Automation sharpens the contradiction. If the old model depended on labor scarcity being solved by more labor, the new model is less clear. Machines, software, and AI do not eliminate the need for workers everywhere, but they do change the social imagination of work. Stable labor positions begin to feel less abundant, less durable, less able to absorb everyone.

In that environment, the cons of immigration become easier to dramatize than the pros. The immigrant may still be economically useful, even necessary, in whole sectors of the economy. But politically, the figure begins to look less like labor and more like pressure.

 A society under that much contradiction needs an explanation it can touch. So it turns toward the immigrant.

This is not an accident. Immigrant labor has long been useful to the economy alive: in fields, kitchens, construction sites, care work, cleaning, delivery, meatpacking, warehouses, hotels, and all the places where the official economy prefers not to look directly at its own dependencies. The immigrant body has been used as infrastructure: underpaid, overworked, politically exposed, socially deniable.

But at a certain point, the value changes.

The economy once needed the immigrant hidden in the kitchen, field, warehouse, or care home. Now power can use that same body as evidence, warning, spectacle, and offering. The worker who helped keep the machine running becomes proof that the machine was invaded.

This is the sacrificial logic. The legacy model is failing, but the failure is too large, too distributed, too abstract, too implicated in everyone’s arrangements. Financialization cannot be shouted at from a rally stage with the same visceral satisfaction. Asset inflation does not have a face. Deindustrialization is too historical. Healthcare is too bureaucratic. Housing scarcity is too local and too national at once. The dancing landscape has too many causes.

The immigrant simplifies the landscape.

Here is a body.
Here is a border.
Here is a story.
Here is the thing that crossed.
Here is the reason you are afraid.

The cruelty is that both legal and illegal immigrants can be absorbed into the same ritual. Legality matters administratively, but politically the category can be blurred whenever the machinery needs a larger offering. The point is not accuracy. The point is conversion: anxiety into anger, precarity into blame, structural failure into a human target.

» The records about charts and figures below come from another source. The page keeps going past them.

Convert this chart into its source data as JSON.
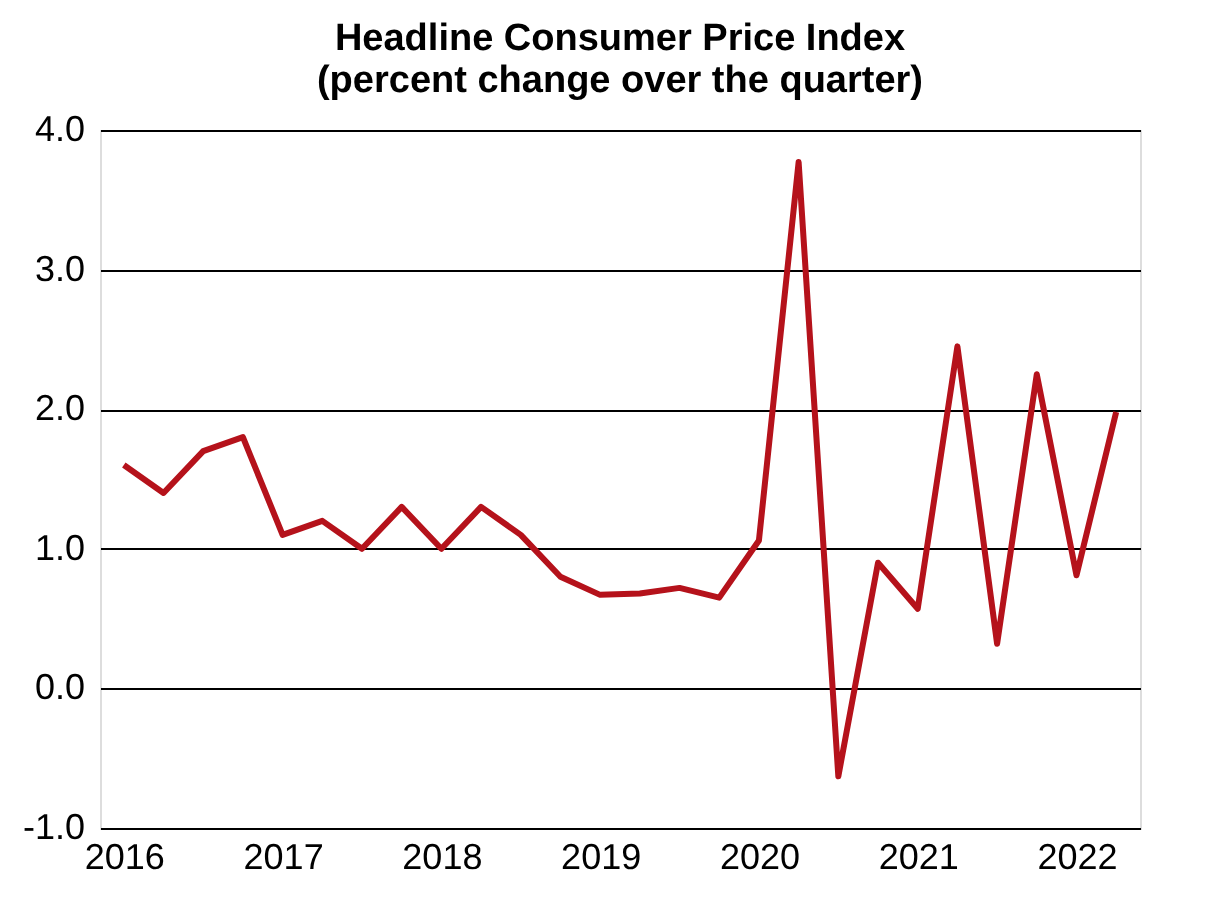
{
  "chart_data": {
    "type": "line",
    "title": [
      "Headline Consumer Price Index",
      "(percent  change over the quarter)"
    ],
    "categories": [
      "2016",
      null,
      null,
      null,
      "2017",
      null,
      null,
      null,
      "2018",
      null,
      null,
      null,
      "2019",
      null,
      null,
      null,
      "2020",
      null,
      null,
      null,
      "2021",
      null,
      null,
      null,
      "2022",
      null
    ],
    "series": [
      {
        "color": "#b5121b",
        "values": [
          1.6,
          1.4,
          1.7,
          1.8,
          1.1,
          1.2,
          1.0,
          1.3,
          1.0,
          1.3,
          1.1,
          0.8,
          0.67,
          0.68,
          0.72,
          0.65,
          1.06,
          3.77,
          -0.63,
          0.9,
          0.57,
          2.45,
          0.32,
          2.25,
          0.81,
          1.98
        ]
      }
    ],
    "ylim": [
      -1.0,
      4.0
    ],
    "yticks": [
      {
        "value": -1,
        "label": "-1.0"
      },
      {
        "value": 0,
        "label": "0.0"
      },
      {
        "value": 1,
        "label": "1.0"
      },
      {
        "value": 2,
        "label": "2.0"
      },
      {
        "value": 3,
        "label": "3.0"
      },
      {
        "value": 4,
        "label": "4.0"
      }
    ],
    "grid": "y",
    "marker": "none",
    "line_style": "solid"
  }
}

The immigrant is made to carry a contradiction the society cannot metabolize. A country that depended on the labor now performs outrage at the presence. A market that benefited from the worker now lets politics treat the body as contamination. The person who helped keep the machine running becomes evidence that the machine was invaded.

That is why the sacrifice is propitiatory. It does not solve the crisis. It gives the crisis a victim.

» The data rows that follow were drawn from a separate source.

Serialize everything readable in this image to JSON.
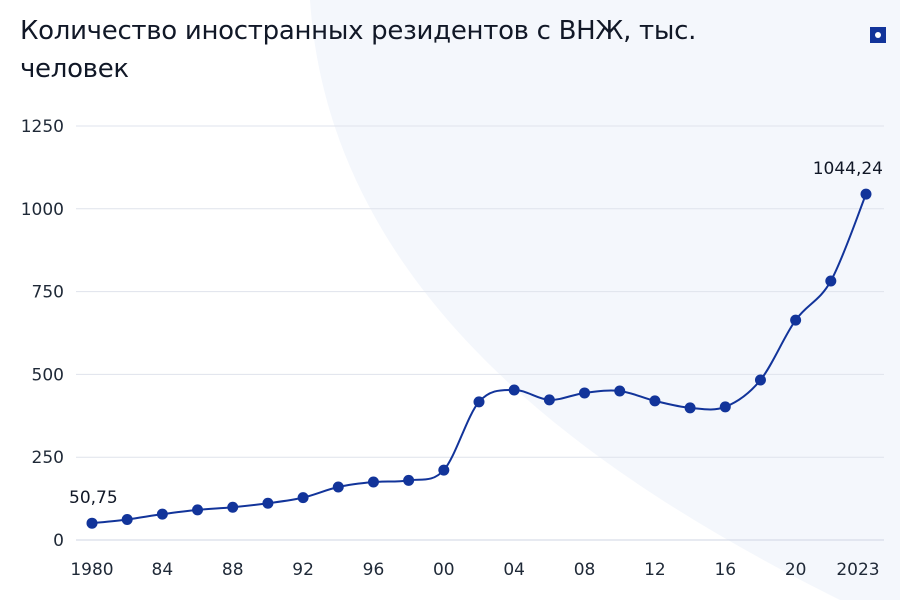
{
  "title": "Количество иностранных резидентов с ВНЖ, тыс. человек",
  "menu_icon": "menu-dot-icon",
  "colors": {
    "line": "#12349a",
    "grid": "#dfe3ec",
    "text": "#111827"
  },
  "chart_data": {
    "type": "line",
    "title": "Количество иностранных резидентов с ВНЖ, тыс. человек",
    "categories": [
      "1980",
      "1982",
      "1984",
      "1986",
      "1988",
      "1990",
      "1992",
      "1994",
      "1996",
      "1998",
      "2000",
      "2002",
      "2004",
      "2006",
      "2008",
      "2010",
      "2012",
      "2014",
      "2016",
      "2018",
      "2020",
      "2022",
      "2023"
    ],
    "values": [
      50.75,
      62,
      78,
      91,
      99,
      111,
      128,
      160,
      175,
      180,
      211,
      417,
      453,
      423,
      444,
      450,
      420,
      399,
      402,
      483,
      664,
      782,
      1044.24
    ],
    "x_tick_labels": [
      {
        "category": "1980",
        "label": "1980"
      },
      {
        "category": "1984",
        "label": "84"
      },
      {
        "category": "1988",
        "label": "88"
      },
      {
        "category": "1992",
        "label": "92"
      },
      {
        "category": "1996",
        "label": "96"
      },
      {
        "category": "2000",
        "label": "00"
      },
      {
        "category": "2004",
        "label": "04"
      },
      {
        "category": "2008",
        "label": "08"
      },
      {
        "category": "2012",
        "label": "12"
      },
      {
        "category": "2016",
        "label": "16"
      },
      {
        "category": "2020",
        "label": "20"
      },
      {
        "category": "2023",
        "label": "2023"
      }
    ],
    "y_ticks": [
      0,
      250,
      500,
      750,
      1000,
      1250
    ],
    "ylim": [
      0,
      1250
    ],
    "grid": true,
    "data_labels": [
      {
        "category": "1980",
        "label": "50,75"
      },
      {
        "category": "2023",
        "label": "1044,24"
      }
    ],
    "xlabel": "",
    "ylabel": ""
  }
}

The old model cannot admit that the ground has changed. So it asks for a body.

There. That is why the gods are angry.

Blood Coming Out of Armor

The armor failed, but the forge is not gone

What worries me most is not any single item on this list. Not the market, not the media, not the border, not even the politics of blame. It is the possibility that all of it has gone under the skin.

A country can survive bad policy, bad markets, bad leaders, bad news cycles. What is harder to survive is a change in temperament: when humor stops functioning as oxygen, when optimism becomes performance, when precarity becomes identity, when politics becomes weather, when sacrifice becomes explanation.

That is why noticing the change matters. Noticing is not enough, but it is not nothing. A society cannot repair what it keeps misnaming. If dread has replaced humor, if spectacle has replaced explanation, if scapegoating has replaced diagnosis, then the first constructive act may be to say so clearly.

The point is not to recover a naive optimism. The old optimism belonged to an older landscape. But there may be another kind: not the optimism of denial, but the optimism of refusing the sacrifice. The optimism of insisting that the dancing ground is real, that the model is old, that the anger has causes, and that no body should be asked to carry them all.